Back in June, I started porting my dotfiles from ZSH to Fish. Here’s why.

Initial performance

Fish’s performance is a lot better than ZSH’s, and very similar to Bash.

We can verify that by firing up a container with limited CPU and memory, like so:

docker run --rm -it --cpus 1 --memory 100m ubuntu bash

And then we can install all the shells, as well as hyperfine, and see how they go:

apt update
apt install zsh fish wget -y
wget https://github.com/sharkdp/hyperfine/releases/download/v1.11.0/hyperfine_1.11.0_amd64.deb
dpkg -i hyperfine_1.11.0_amd64.deb

for s in bash zsh fish; do
	hyperfine --warmup 3 "$s -i -c 'exit 0'"
done

The results are very impressive:

Fish is only a couple ms slower than Bash, but almost 4x faster than ZSH.

Fish is only a couple ms slower than Bash, but almost 4x faster than ZSH.

I honestly never though ZSH was this slower compared to Bash… maybe it got slower over the years… I don’t know, but once you use fish the first time, you’ll notice it.

Performance along the road

On both Bash and ZSH, you’ll probably end up with a whole lot of source something.sh, which, once added up, can slow your shell quite a bit.

You also need to set your aliases, environment variables and etc, every time you start a new shell. While this is helpful to debug things, it is not very fast.

Fish allows you to set universal variables, which are shared across all shells and system restarts. You don’t need to set them on every shell init, instead, you set them once (set -U) and they will be added to your ~/.config/fish/fish_variables.
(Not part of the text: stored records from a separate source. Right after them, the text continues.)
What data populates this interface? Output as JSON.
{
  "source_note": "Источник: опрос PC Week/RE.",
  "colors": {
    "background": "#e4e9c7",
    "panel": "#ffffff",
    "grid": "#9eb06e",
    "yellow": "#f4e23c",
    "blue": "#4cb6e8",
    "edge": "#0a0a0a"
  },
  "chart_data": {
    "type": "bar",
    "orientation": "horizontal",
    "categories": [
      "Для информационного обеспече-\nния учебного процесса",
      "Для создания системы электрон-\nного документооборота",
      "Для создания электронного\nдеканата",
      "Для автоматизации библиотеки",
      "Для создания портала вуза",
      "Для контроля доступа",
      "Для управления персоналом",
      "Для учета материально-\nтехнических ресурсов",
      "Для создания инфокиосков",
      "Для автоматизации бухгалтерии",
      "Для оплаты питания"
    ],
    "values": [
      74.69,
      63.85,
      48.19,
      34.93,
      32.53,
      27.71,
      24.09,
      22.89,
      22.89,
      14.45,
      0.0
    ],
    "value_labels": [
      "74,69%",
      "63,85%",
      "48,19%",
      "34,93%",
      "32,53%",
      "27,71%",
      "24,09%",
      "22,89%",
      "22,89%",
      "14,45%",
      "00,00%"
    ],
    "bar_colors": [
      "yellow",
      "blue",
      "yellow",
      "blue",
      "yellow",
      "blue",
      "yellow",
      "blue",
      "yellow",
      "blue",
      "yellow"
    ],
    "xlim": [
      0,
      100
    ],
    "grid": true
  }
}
It also has lazy loading of completions and functions: you just put them in the right folders (~/.config/fish/completions and ~/.config/fish/functions), and it loads them when you first try to use them, instead of every time you open a new shell.

This can all be confirmed by comparing my Fish setup’s performance (it has some plugins, abbreaviations, completions, functions, etc) with empty ZSH and Bash:

It gets a bit slower now, but still faster than an empty ZSH setup.

It gets a bit slower now, but still faster than an empty ZSH setup.

I open new shells literally hundreds of times a day, I don’t want to waste those milliseconds.

Of course, performance is not the only unit of measure, otherwise I would use just plain Bash (or SH), but if I can get the same features faster… that matter a lot to me.

Features

Some of the features that you’ll need plugins on ZSH/Bash, and are native on Fish:

  • Syntax Highlight
  • Autosuggestions
  • Man-page completions

Because of that, I only need a couple of plugins:

  • z (autojump)
  • fzf (for CTRL+R history search and other goodies)
  • grc (colorize output of several commands)
  • lucid.fish (my prompt of choice)

Other than that, I just put a couple of files in their right folders, setup a bunch of abbreviations, and that’s it.

I use Fisher, because I don’t really need the whole plugin framework thing from oh-my-fish, but both of them are very good and you can choose whichever you like more to manage your plugins.

Differences

Fish does not talk POSIX shell, so, some things are different.

Scripting

Its common for me to script my way into the shell itself when dealing with issues, so, in the beginning, I struggled a bit. If you usually use just plain commands and pipes, it might not be an issue for you.

Things like for loops and () instead of $() took me a while to get used to, after I don’t know how many years of writing things that way, but, once I got used to, it is actually simpler.

Aliases

Fish doesn’t have the concept of aliases, instead, you either wrap your command in a function (Fish has a function that does that for you, which is called alias), or use abbreviations.

Abbreviations expand once you type them, which is actually better in some ways:

  • you can use an abbreviation similar to what you want, once it expands, edit it easily;
  • you can copy-paste your terminal to someone else and they don’t have to know what your 348 aliases do;
  • your shell history will be saner (probably).

argv

Instead of $1, $2, $3 and etc, on Fish we have $argv[1], $argv[2], $argv[3], etc.

It’s not that big of a deal, but I always forget about it. 🤷‍♂️

Setting variables

Instead of doing:

FOO="bar"

On Fish you need to do:

set FISH bar

The cool thing is that it has options to append and prepend to lists, so you don’t need to do things like PATH="/path/bin:$PATH and can just do set -p PATH /path/bin instead.

It’s worth mentioning that when running one liners, the plain shell syntax works just file, e.g.:

FOO=bar echo $FOO

Getting started

The Fish website has a lot of good docs, I suggest you start from there.

You can also take a look at how I manage my Fish dotfiles for inspiration (or just fork and change to match your own taste).

You can also play with it online, without installing anything!